Said parents don’t want their kids hearing/repeating lyrics about how guys like girls with big butts or how R. Kelly will piss on your face.

Solution; tweens singing Bowdlerized pop lyrics.

End result: $$$.

My daughter (age 4) LOOOOOOVES Kidz Bop. (it’s a Z, you know, for added annoyance on my part)

Mostly the point of Kidz Bop is to make money, which they seem to be very successful at.

I don’t really hate it, I like pop music just fine and I’m fairly liberal about what my daughter is allowed to listen to. There are relatively few things that make me turn off the radio or the TV (for the video). So why does my daughter love the Kidz Bop versions so much, given that she’s allowed to listen to the real versions? I think a big part of it is that it’s the same group of teens (for a while) so there’s more consistency – she can recognize them in the videos and she knows dumb stuff about each one (there are little blurbs where they talk about their favorite pet or whatever). She’s 4, and they’re teenagers, so she sees them more as adults than fellow kids, so I don’t think their youth is a particular appeal. She still likes the originals just fine (as well as Miss Katy Perry and Miss Tay Tay), so she doesn’t see Kidz Bop as replacing them, it’s just more pop music for her to enjoy.

I’ve been a little surprised about what they cut/change in the lyrics and what they keep. Some things that I was sure would get cut have stayed in, and sometimes they make a change that I have to think about to figure out why it got the axe.

(The new release is Kidz Bop 31, btw.)

Similar to delphica my daughter seems to prefer the Kidz Bop versions of certain songs (although not all) to the original versions. I can’t quite figure out why, but hopefully she grows out of it.

The covers aren’t meant for you, their meant for your kids.

My son had one of these albums and one of the songs on it I really liked. I had never hear the song before but thought the kids version was catchy.
KidzBop - Latch

I thought I might like the original and found it was a song by Sam Smith.
When I heard the original I thought it was terrible and it would never be something I’d listen to.

Disclosure - Latch

I loved Kids Incorporated. I had no idea they were performing covers.

Their version of “we built this city on rock n’ roll” was epic…to an 8 year old me.

“Fill my cup, put some Bosco in it…”

I was Kidz Bop music aged in the 1970s and early 1980s, and I can’t imagine listening to that instead of the actual artists. I would’ve missed out on Bowie, Queen, Deep Purple, the Eagles, Lynyrd Skynyrd, Boston, Van Halen, ZZ Top, the Clash, and the Ramones (all of which were in heavy rotation on the local rock station). Though perhaps Kidz Bop would’ve covered artists like Blondie, Olivia Newton-John, and Fleetwood Mac instead.
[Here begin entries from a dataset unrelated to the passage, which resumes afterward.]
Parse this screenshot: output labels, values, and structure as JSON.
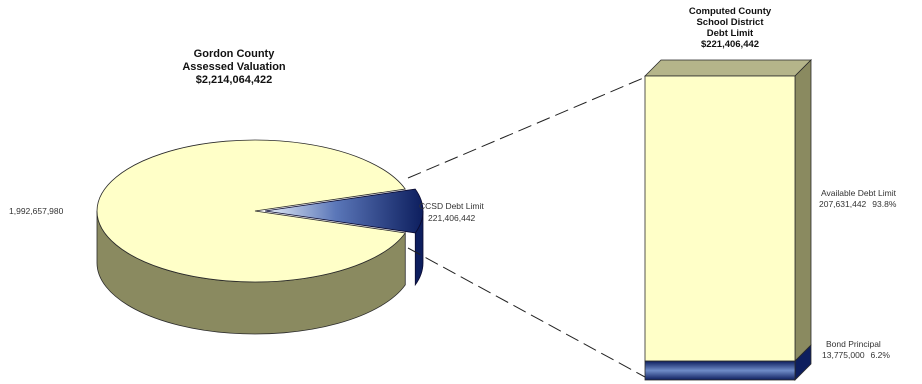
{
  "chart_data": [
    {
      "type": "pie",
      "title_lines": [
        "Gordon County",
        "Assessed Valuation",
        "$2,214,064,422"
      ],
      "slices": [
        {
          "label": "",
          "value": 1992657980,
          "value_label": "1,992,657,980",
          "color": "#ffffc8"
        },
        {
          "label": "CCSD Debt Limit",
          "value": 221406442,
          "value_label": "221,406,442",
          "color": "#1a2f7a"
        }
      ],
      "explode": "CCSD Debt Limit"
    },
    {
      "type": "bar",
      "stacked": true,
      "title_lines": [
        "Computed County",
        "School District",
        "Debt Limit",
        "$221,406,442"
      ],
      "segments": [
        {
          "label": "Bond Principal",
          "value": 13775000,
          "value_label": "13,775,000",
          "percent_label": "6.2%",
          "color": "#1a2f7a"
        },
        {
          "label": "Available Debt Limit",
          "value": 207631442,
          "value_label": "207,631,442",
          "percent_label": "93.8%",
          "color": "#ffffc8"
        }
      ]
    }
  ]
}
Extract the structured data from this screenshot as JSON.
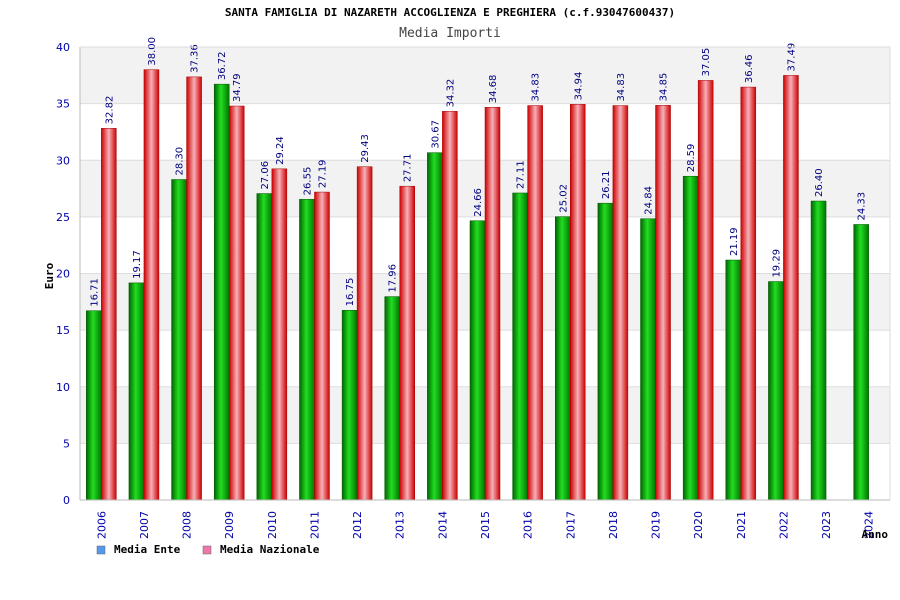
{
  "chart_data": {
    "type": "bar",
    "title": "SANTA FAMIGLIA DI NAZARETH ACCOGLIENZA E PREGHIERA (c.f.93047600437)",
    "subtitle": "Media Importi",
    "xlabel": "Anno",
    "ylabel": "Euro",
    "ylim": [
      0,
      40
    ],
    "yticks": [
      "0",
      "5",
      "10",
      "15",
      "20",
      "25",
      "30",
      "35",
      "40"
    ],
    "grid": true,
    "legend_position": "bottom-left",
    "categories": [
      "2006",
      "2007",
      "2008",
      "2009",
      "2010",
      "2011",
      "2012",
      "2013",
      "2014",
      "2015",
      "2016",
      "2017",
      "2018",
      "2019",
      "2020",
      "2021",
      "2022",
      "2023",
      "2024"
    ],
    "series": [
      {
        "name": "Media Ente",
        "color": "#00aa00",
        "legend_color": "#5599ee",
        "values": [
          16.71,
          19.17,
          28.3,
          36.72,
          27.06,
          26.55,
          16.75,
          17.96,
          30.67,
          24.66,
          27.11,
          25.02,
          26.21,
          24.84,
          28.59,
          21.19,
          19.29,
          26.4,
          24.33
        ],
        "labels": [
          "16.71",
          "19.17",
          "28.30",
          "36.72",
          "27.06",
          "26.55",
          "16.75",
          "17.96",
          "30.67",
          "24.66",
          "27.11",
          "25.02",
          "26.21",
          "24.84",
          "28.59",
          "21.19",
          "19.29",
          "26.40",
          "24.33"
        ]
      },
      {
        "name": "Media Nazionale",
        "color": "#ee2222",
        "legend_color": "#ee77aa",
        "values": [
          32.82,
          38.0,
          37.36,
          34.79,
          29.24,
          27.19,
          29.43,
          27.71,
          34.32,
          34.68,
          34.83,
          34.94,
          34.83,
          34.85,
          37.05,
          36.46,
          37.49,
          null,
          null
        ],
        "labels": [
          "32.82",
          "38.00",
          "37.36",
          "34.79",
          "29.24",
          "27.19",
          "29.43",
          "27.71",
          "34.32",
          "34.68",
          "34.83",
          "34.94",
          "34.83",
          "34.85",
          "37.05",
          "36.46",
          "37.49",
          "",
          ""
        ]
      }
    ]
  }
}
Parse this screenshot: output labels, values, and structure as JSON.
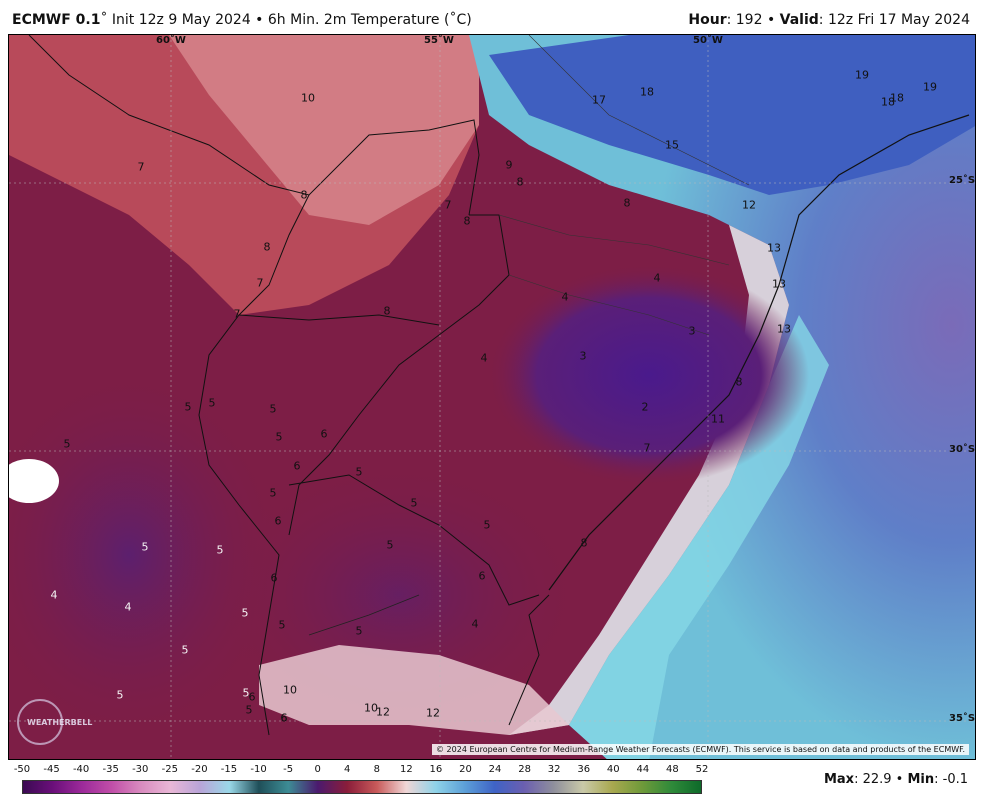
{
  "header": {
    "model": "ECMWF 0.1",
    "rest": "˚ Init 12z 9 May 2024 • 6h Min. 2m Temperature (˚C)",
    "hour_label": "Hour",
    "hour_value": ": 192 • ",
    "valid_label": "Valid",
    "valid_value": ": 12z Fri 17 May 2024"
  },
  "map": {
    "lon_labels": [
      "60˚W",
      "55˚W",
      "50˚W"
    ],
    "lat_labels": [
      "25˚S",
      "30˚S",
      "35˚S"
    ],
    "copyright": "© 2024 European Centre for Medium-Range Weather Forecasts (ECMWF). This service is based on data and products of the ECMWF.",
    "logo_text": "WEATHERBELL",
    "temperature_labels": [
      "10",
      "7",
      "8",
      "8",
      "7",
      "7",
      "8",
      "7",
      "8",
      "9",
      "8",
      "8",
      "12",
      "17",
      "18",
      "15",
      "19",
      "18",
      "18",
      "19",
      "13",
      "13",
      "13",
      "4",
      "4",
      "3",
      "3",
      "4",
      "2",
      "8",
      "11",
      "7",
      "5",
      "5",
      "5",
      "6",
      "6",
      "5",
      "5",
      "6",
      "5",
      "5",
      "5",
      "5",
      "6",
      "8",
      "5",
      "6",
      "5",
      "5",
      "5",
      "4",
      "4",
      "5",
      "6",
      "5",
      "5",
      "5",
      "5",
      "6",
      "4",
      "10",
      "10",
      "12",
      "12",
      "6",
      "5"
    ]
  },
  "legend": {
    "ticks": [
      "-50",
      "-45",
      "-40",
      "-35",
      "-30",
      "-25",
      "-20",
      "-15",
      "-10",
      "-5",
      "0",
      "4",
      "8",
      "12",
      "16",
      "20",
      "24",
      "28",
      "32",
      "36",
      "40",
      "44",
      "48",
      "52"
    ],
    "colors": [
      "#3b0a52",
      "#6a0f7a",
      "#9c2a9a",
      "#c04ea8",
      "#d98bbf",
      "#e9b7d6",
      "#b9a4d8",
      "#9ad8e8",
      "#1f4f59",
      "#3d8c95",
      "#4b1a6e",
      "#8a1d3a",
      "#c85a5a",
      "#f0d6d6",
      "#8fd3e8",
      "#5c9fd8",
      "#3f63c6",
      "#6b5fb0",
      "#8f8f9c",
      "#c9c9a8",
      "#a8a84f",
      "#6f9a3a",
      "#2f8a3a",
      "#0e6a2a"
    ],
    "max_label": "Max",
    "max_value": ": 22.9 • ",
    "min_label": "Min",
    "min_value": ": -0.1"
  }
}
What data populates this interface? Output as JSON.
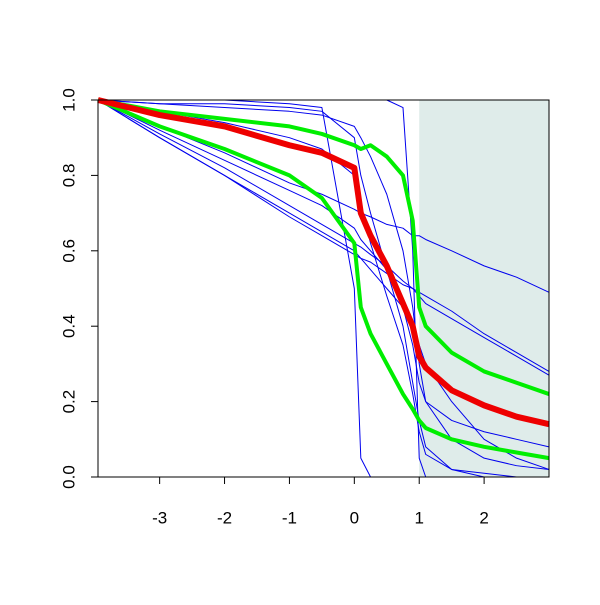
{
  "chart_data": {
    "type": "line",
    "x": [
      -3.95,
      -3,
      -2,
      -1,
      -0.5,
      0,
      0.1,
      0.25,
      0.5,
      0.75,
      0.9,
      1,
      1.1,
      1.5,
      2,
      2.5,
      3
    ],
    "xlim": [
      -3.95,
      3
    ],
    "xticks": [
      -3,
      -2,
      -1,
      0,
      1,
      2
    ],
    "ylim": [
      0,
      1
    ],
    "yticks": [
      {
        "value": 0,
        "label": "0.0"
      },
      {
        "value": 0.2,
        "label": "0.2"
      },
      {
        "value": 0.4,
        "label": "0.4"
      },
      {
        "value": 0.6,
        "label": "0.6"
      },
      {
        "value": 0.8,
        "label": "0.8"
      },
      {
        "value": 1,
        "label": "1.0"
      }
    ],
    "shaded_region": {
      "xlim": [
        1,
        3
      ],
      "color": "#dfecea"
    },
    "series": [
      {
        "color": "#0000ee",
        "line_width": 1,
        "values": [
          1,
          0.93,
          0.86,
          0.78,
          0.75,
          0.71,
          0.7,
          0.69,
          0.67,
          0.66,
          0.64,
          0.64,
          0.63,
          0.6,
          0.56,
          0.53,
          0.49
        ]
      },
      {
        "color": "#0000ee",
        "line_width": 1,
        "values": [
          1,
          0.9,
          0.8,
          0.69,
          0.64,
          0.59,
          0.58,
          0.57,
          0.54,
          0.51,
          0.5,
          0.49,
          0.48,
          0.44,
          0.38,
          0.33,
          0.28
        ]
      },
      {
        "color": "#0000ee",
        "line_width": 1,
        "values": [
          1,
          0.9,
          0.8,
          0.7,
          0.65,
          0.6,
          0.58,
          0.55,
          0.5,
          0.45,
          0.4,
          0.35,
          0.3,
          0.2,
          0.1,
          0.05,
          0.02
        ]
      },
      {
        "color": "#0000ee",
        "line_width": 1,
        "values": [
          1,
          1,
          1,
          0.99,
          0.98,
          0.5,
          0.05,
          0,
          0,
          0,
          0,
          0,
          0,
          0,
          0,
          0,
          0
        ]
      },
      {
        "color": "#0000ee",
        "line_width": 1,
        "values": [
          1,
          1,
          1,
          1,
          1,
          1,
          1,
          1,
          1,
          0.98,
          0.6,
          0.05,
          0,
          0,
          0,
          0,
          0
        ]
      },
      {
        "color": "#0000ee",
        "line_width": 1,
        "values": [
          1,
          0.99,
          0.99,
          0.98,
          0.97,
          0.9,
          0.8,
          0.7,
          0.55,
          0.4,
          0.25,
          0.15,
          0.08,
          0.02,
          0,
          0,
          0
        ]
      },
      {
        "color": "#0000ee",
        "line_width": 1,
        "values": [
          1,
          0.97,
          0.94,
          0.9,
          0.87,
          0.8,
          0.72,
          0.62,
          0.48,
          0.35,
          0.22,
          0.12,
          0.06,
          0.02,
          0.01,
          0,
          0
        ]
      },
      {
        "color": "#0000ee",
        "line_width": 1,
        "values": [
          1,
          0.92,
          0.84,
          0.76,
          0.72,
          0.66,
          0.63,
          0.6,
          0.55,
          0.45,
          0.35,
          0.25,
          0.2,
          0.15,
          0.12,
          0.1,
          0.08
        ]
      },
      {
        "color": "#0000ee",
        "line_width": 1,
        "values": [
          1,
          0.91,
          0.82,
          0.72,
          0.67,
          0.62,
          0.61,
          0.59,
          0.56,
          0.52,
          0.5,
          0.48,
          0.46,
          0.42,
          0.37,
          0.32,
          0.27
        ]
      },
      {
        "color": "#0000ee",
        "line_width": 1,
        "values": [
          1,
          0.99,
          0.98,
          0.97,
          0.96,
          0.93,
          0.9,
          0.85,
          0.75,
          0.6,
          0.45,
          0.3,
          0.2,
          0.1,
          0.05,
          0.03,
          0.02
        ]
      },
      {
        "color": "#00ee00",
        "line_width": 4,
        "values": [
          1,
          0.97,
          0.95,
          0.93,
          0.91,
          0.88,
          0.87,
          0.88,
          0.85,
          0.8,
          0.68,
          0.45,
          0.4,
          0.33,
          0.28,
          0.25,
          0.22
        ]
      },
      {
        "color": "#00ee00",
        "line_width": 4,
        "values": [
          1,
          0.93,
          0.87,
          0.8,
          0.74,
          0.62,
          0.45,
          0.38,
          0.3,
          0.22,
          0.18,
          0.15,
          0.13,
          0.1,
          0.08,
          0.065,
          0.05
        ]
      },
      {
        "color": "#ee0000",
        "line_width": 6,
        "values": [
          1,
          0.96,
          0.93,
          0.88,
          0.86,
          0.82,
          0.7,
          0.64,
          0.56,
          0.46,
          0.4,
          0.32,
          0.29,
          0.23,
          0.19,
          0.16,
          0.14
        ]
      }
    ]
  }
}
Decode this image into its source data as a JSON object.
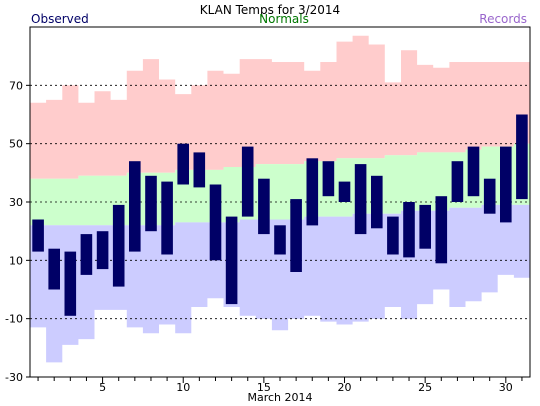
{
  "chart_data": {
    "type": "bar",
    "title": "KLAN Temps for 3/2014",
    "xlabel": "March 2014",
    "ylabel": "",
    "legend": {
      "observed": "Observed",
      "normals": "Normals",
      "records": "Records",
      "placement": "top"
    },
    "colors": {
      "observed": "#000066",
      "normals_band": "#ccffcc",
      "records_high_band": "#ffcccc",
      "records_low_band": "#ccccff",
      "observed_legend": "#000066",
      "normals_legend": "#007700",
      "records_legend": "#9966cc"
    },
    "xlim": [
      0.5,
      31.5
    ],
    "ylim": [
      -30,
      90
    ],
    "yticks": [
      -30,
      -10,
      10,
      30,
      50,
      70
    ],
    "xticks": [
      5,
      10,
      15,
      20,
      25,
      30
    ],
    "grid": "dashed horizontal at -10, 10, 30, 50, 70",
    "days": [
      1,
      2,
      3,
      4,
      5,
      6,
      7,
      8,
      9,
      10,
      11,
      12,
      13,
      14,
      15,
      16,
      17,
      18,
      19,
      20,
      21,
      22,
      23,
      24,
      25,
      26,
      27,
      28,
      29,
      30,
      31
    ],
    "observed_high": [
      24,
      14,
      13,
      19,
      20,
      29,
      44,
      39,
      37,
      50,
      47,
      36,
      25,
      49,
      38,
      22,
      31,
      45,
      44,
      37,
      43,
      39,
      25,
      30,
      29,
      32,
      44,
      49,
      38,
      49,
      60
    ],
    "observed_low": [
      13,
      0,
      -9,
      5,
      7,
      1,
      13,
      20,
      12,
      36,
      35,
      10,
      -5,
      25,
      19,
      12,
      6,
      22,
      32,
      30,
      19,
      21,
      12,
      11,
      14,
      9,
      30,
      32,
      26,
      23,
      31
    ],
    "normal_high": [
      38,
      38,
      38,
      39,
      39,
      39,
      40,
      40,
      40,
      41,
      41,
      41,
      42,
      42,
      43,
      43,
      43,
      44,
      44,
      45,
      45,
      45,
      46,
      46,
      47,
      47,
      47,
      48,
      49,
      49,
      50
    ],
    "normal_low": [
      22,
      22,
      22,
      22,
      22,
      22,
      22,
      22,
      22,
      23,
      23,
      23,
      23,
      24,
      24,
      24,
      24,
      25,
      25,
      25,
      26,
      26,
      26,
      27,
      27,
      27,
      28,
      28,
      29,
      29,
      29
    ],
    "record_high": [
      64,
      65,
      70,
      64,
      68,
      65,
      75,
      79,
      72,
      67,
      70,
      75,
      74,
      79,
      79,
      78,
      78,
      75,
      78,
      85,
      87,
      84,
      71,
      82,
      77,
      76,
      78,
      78,
      78,
      78,
      78
    ],
    "record_low": [
      -13,
      -25,
      -19,
      -17,
      -7,
      -7,
      -13,
      -15,
      -12,
      -15,
      -6,
      -3,
      -6,
      -9,
      -10,
      -14,
      -10,
      -9,
      -11,
      -12,
      -11,
      -10,
      -6,
      -10,
      -5,
      0,
      -6,
      -4,
      -1,
      5,
      4
    ]
  }
}
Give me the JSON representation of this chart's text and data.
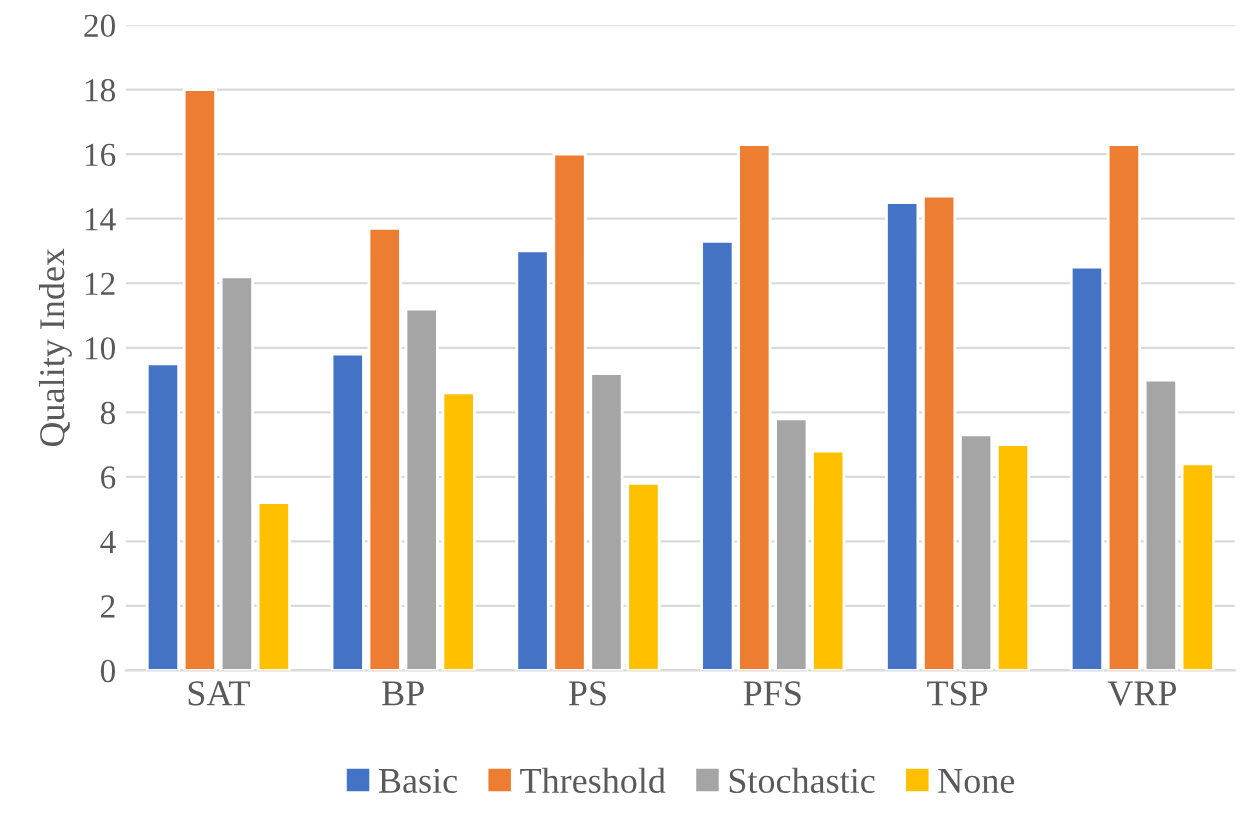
{
  "chart_data": {
    "type": "bar",
    "ylabel": "Quality Index",
    "categories": [
      "SAT",
      "BP",
      "PS",
      "PFS",
      "TSP",
      "VRP"
    ],
    "series": [
      {
        "name": "Basic",
        "color": "#4472c4",
        "values": [
          9.5,
          9.8,
          13.0,
          13.3,
          14.5,
          12.5
        ]
      },
      {
        "name": "Threshold",
        "color": "#ed7d31",
        "values": [
          18.0,
          13.7,
          16.0,
          16.3,
          14.7,
          16.3
        ]
      },
      {
        "name": "Stochastic",
        "color": "#a5a5a5",
        "values": [
          12.2,
          11.2,
          9.2,
          7.8,
          7.3,
          9.0
        ]
      },
      {
        "name": "None",
        "color": "#ffc000",
        "values": [
          5.2,
          8.6,
          5.8,
          6.8,
          7.0,
          6.4
        ]
      }
    ],
    "ylim": [
      0,
      20
    ],
    "yticks": [
      0,
      2,
      4,
      6,
      8,
      10,
      12,
      14,
      16,
      18,
      20
    ],
    "grid": "y",
    "legend": "bottom"
  }
}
Isn’t this the norm in a lot of social circles (though maybe less so now than before?) There are a lot of “strict” thought-police type of parents out there. I used to know a lot of other kids who only listened to Christian music or similar stuff that was closely parental-approved. The Weird Al renditions of rock songs was as edgy as they got, everything else was considered a dirty swamp infested with satanic subliminal messages.

Yeah, I know everybody pretends they were right there with Sid Vicious back in 1977 :stuck_out_tongue: … but honestly, a lot of very good popular music used to be dismissed as garbage or considered to be listened to only by the wrong kind of people.

You were listening to the Ramones at age 6-7?

I was born in 1969, so was 6 in 1975. I don’t think the Ramones were on the radio by 1975, but by the time I was 9 or 10, yes. I listened to the local rock station, and friends had older siblings that played the Ramones. My mom didn’t censor books or music.

There was an article on Slate a while back that talked about how the type of content considered too “questionable” for Kidz Bop has expanded considerably over the years. For instance, references to lipstick in Taylor Swift songs have been replaced.

I see some Career Opportunities here!

CMC fnord!

I feel like there’s a teachable moment being squandered here.